We believe 2024 will bring some big releases from Apple, perhaps even their own GPT. There have been reports of an Apple LLM known internally as Ajax GPT. While the model was created for internal use, next year we could see Apple making Ajax (or related models) more public, or incorporating generative AI capabilities across its apps (e.g., XCode, Apple Music) and devices (e.g., Mac, Vision Pro). And while this was more machine learning than AI, just last week Apple released MLX – an “efficient machine learning framework specifically designed for Apple silicon.” Releases from Apple could have a massive influence over not only existing models but also how the US approaches regulation, given Apple’s prominent role as a consumer device manufacturer.
If 2023 was the year of OpenAI and Microsoft dominated the headlines, next year we will all be talking about Google. Google’s substantial investment in Gemini and unrivaled data and compute resources will offer developers GPT-4+ capabilities in all shapes and sizes, pushing the frontier for all foundation model providers. Don’t rule them out just yet.
Preparing for the long-term AI shift
Everyone who jumped into AI this past year will exit 2024 knowing what chiplets are.
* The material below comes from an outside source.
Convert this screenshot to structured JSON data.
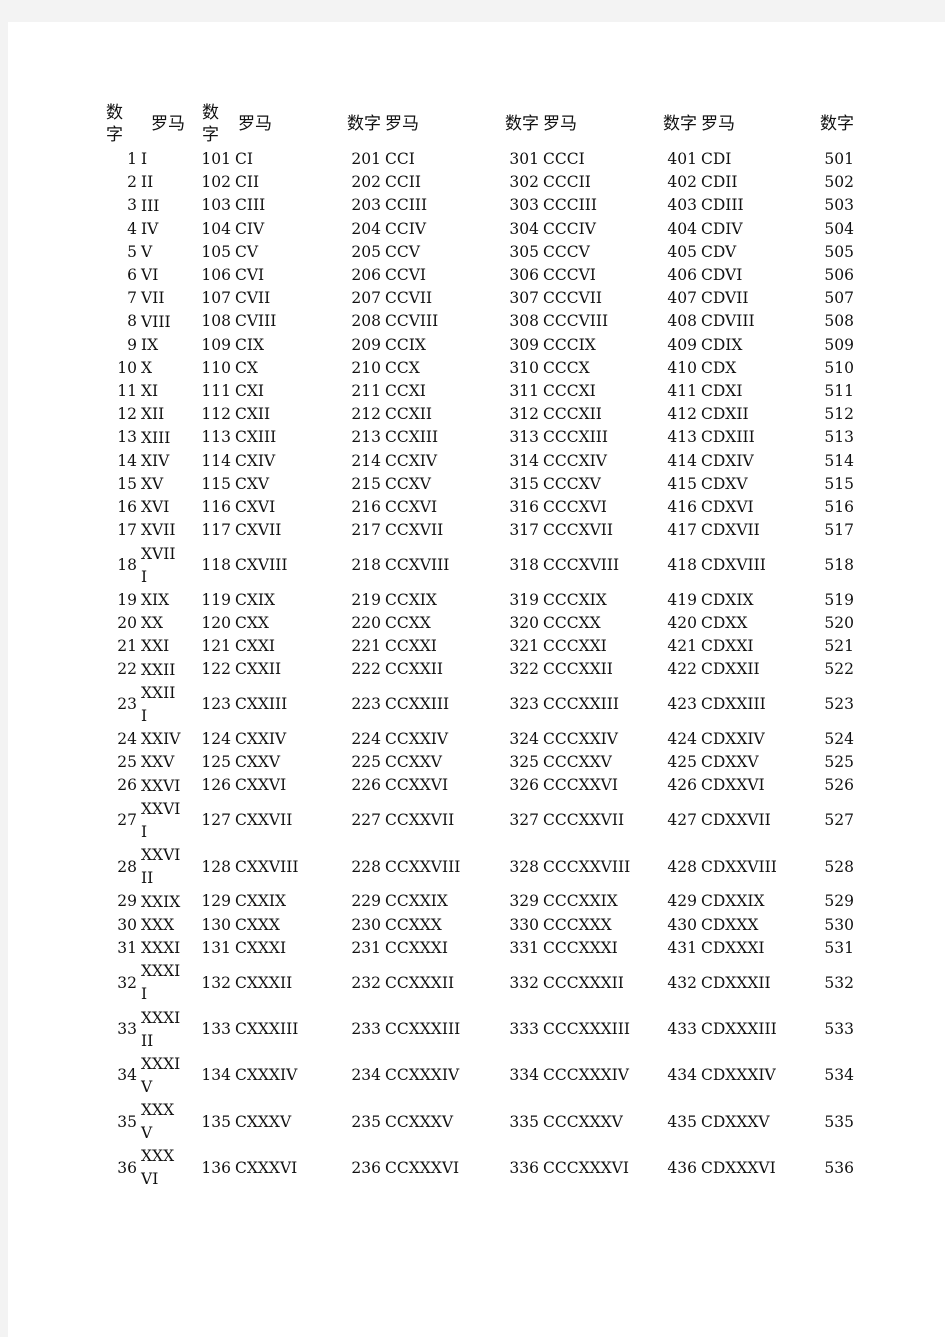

As we continue to grapple with the limits of Moore’s Law, we will also see new architectural paradigms come into play—not only with new core semiconductor architectures like chiplets but also with advanced packaging and interconnect.
Edge-to-cloud or “hybrid AI,” integrating both cloud and edge devices like smartphones, laptops, vehicles, and IoT devices, offers benefits in performance, personalization, privacy, and security. As generative AI models shrink and on-device capabilities improve, this approach will become increasingly feasible and essential for scaling AI to meet global enterprise and consumer needs in the long term.